RPM reported earning $63.6 million, or 48 cents per share, on revenue of $1.07 billion for the quarter. Net income was up 52.5 percent from $41.7 million, or 32 cents a share a year ago; revenue was up 5.3 percent from $1.02 billion a year ago. RPM took a $10.8 million charge a year ago in writing off its investment in Kemrock Industries & Exports Ltd. in India.

Shares of RPM rose $1.19, or 2.9 percent, to $42.66. Shares are up 2.8 percent since Jan. 1 and are up 44.7 percent, including dividends, from a year ago.

Industrial segment sales were up 2.6 percent from a year ago to $708.7 million.
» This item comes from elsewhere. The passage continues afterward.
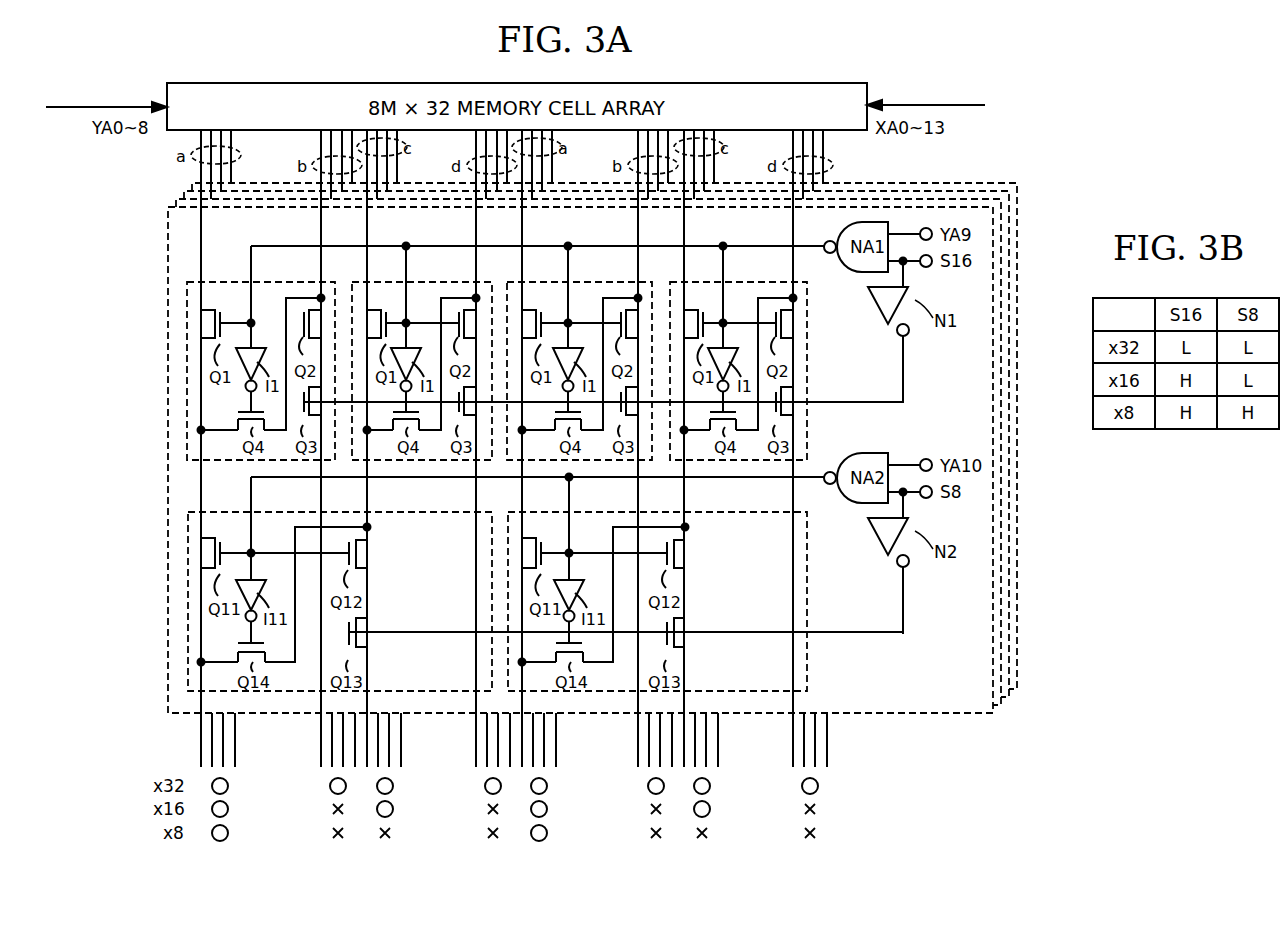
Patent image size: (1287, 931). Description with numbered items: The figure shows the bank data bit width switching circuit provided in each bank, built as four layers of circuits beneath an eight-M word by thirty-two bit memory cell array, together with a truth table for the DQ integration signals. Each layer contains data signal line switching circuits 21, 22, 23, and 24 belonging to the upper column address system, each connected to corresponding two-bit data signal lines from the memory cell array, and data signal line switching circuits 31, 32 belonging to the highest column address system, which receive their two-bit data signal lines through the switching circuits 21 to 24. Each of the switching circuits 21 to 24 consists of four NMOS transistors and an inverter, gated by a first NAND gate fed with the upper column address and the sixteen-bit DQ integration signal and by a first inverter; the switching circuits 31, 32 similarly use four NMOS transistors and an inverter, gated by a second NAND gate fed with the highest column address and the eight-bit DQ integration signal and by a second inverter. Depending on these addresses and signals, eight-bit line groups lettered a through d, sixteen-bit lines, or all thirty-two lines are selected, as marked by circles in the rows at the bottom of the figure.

Consumer segment sales rose 11.2 percent from a year ago to $362.8 million.

“Our strong second quarter can be attributed to a continuation of the recovery in our gross margin, the second consecutive quarter of significant revenue growth from our European operations and continued success from our new product introductions,” said Russell Gordon, vice president and chief financial officer, in his opening statements in a conference call with industry analysts.

Sullivan said RPM anticipates full-year consumer segment sales growth to be 8 to 10 percent higher than a year ago, better than the previous guidance of 6 percent to 8 percent growth. Industrial segment sales are expected to grow 4 to 6 percent over a year ago.

Consumer segment sales are being driven by new high-profit products that include LeakSeal and NeverWet, Sullivan told analysts in the conference call.

Home construction is picking up in the United States but it is going to be a long time before housing start levels reach pre-Great Recession levels, Sullivan said. The U.S. recession occurred from 2007 to 2009.

For the first half of its fiscal year, RPM said sales rose 8.3 percent from a year ago to $2.24 billion. Net income for the first half of fiscal 2013 was $166.7 million, more than 50 percent higher than $75.6 million for the first half of fiscal 2012. The fiscal 2012 first half included Kemrock-related adjustments of $56.1 million plus a one-time $11 million charge to exit unprofitable roofing contracts outside North America.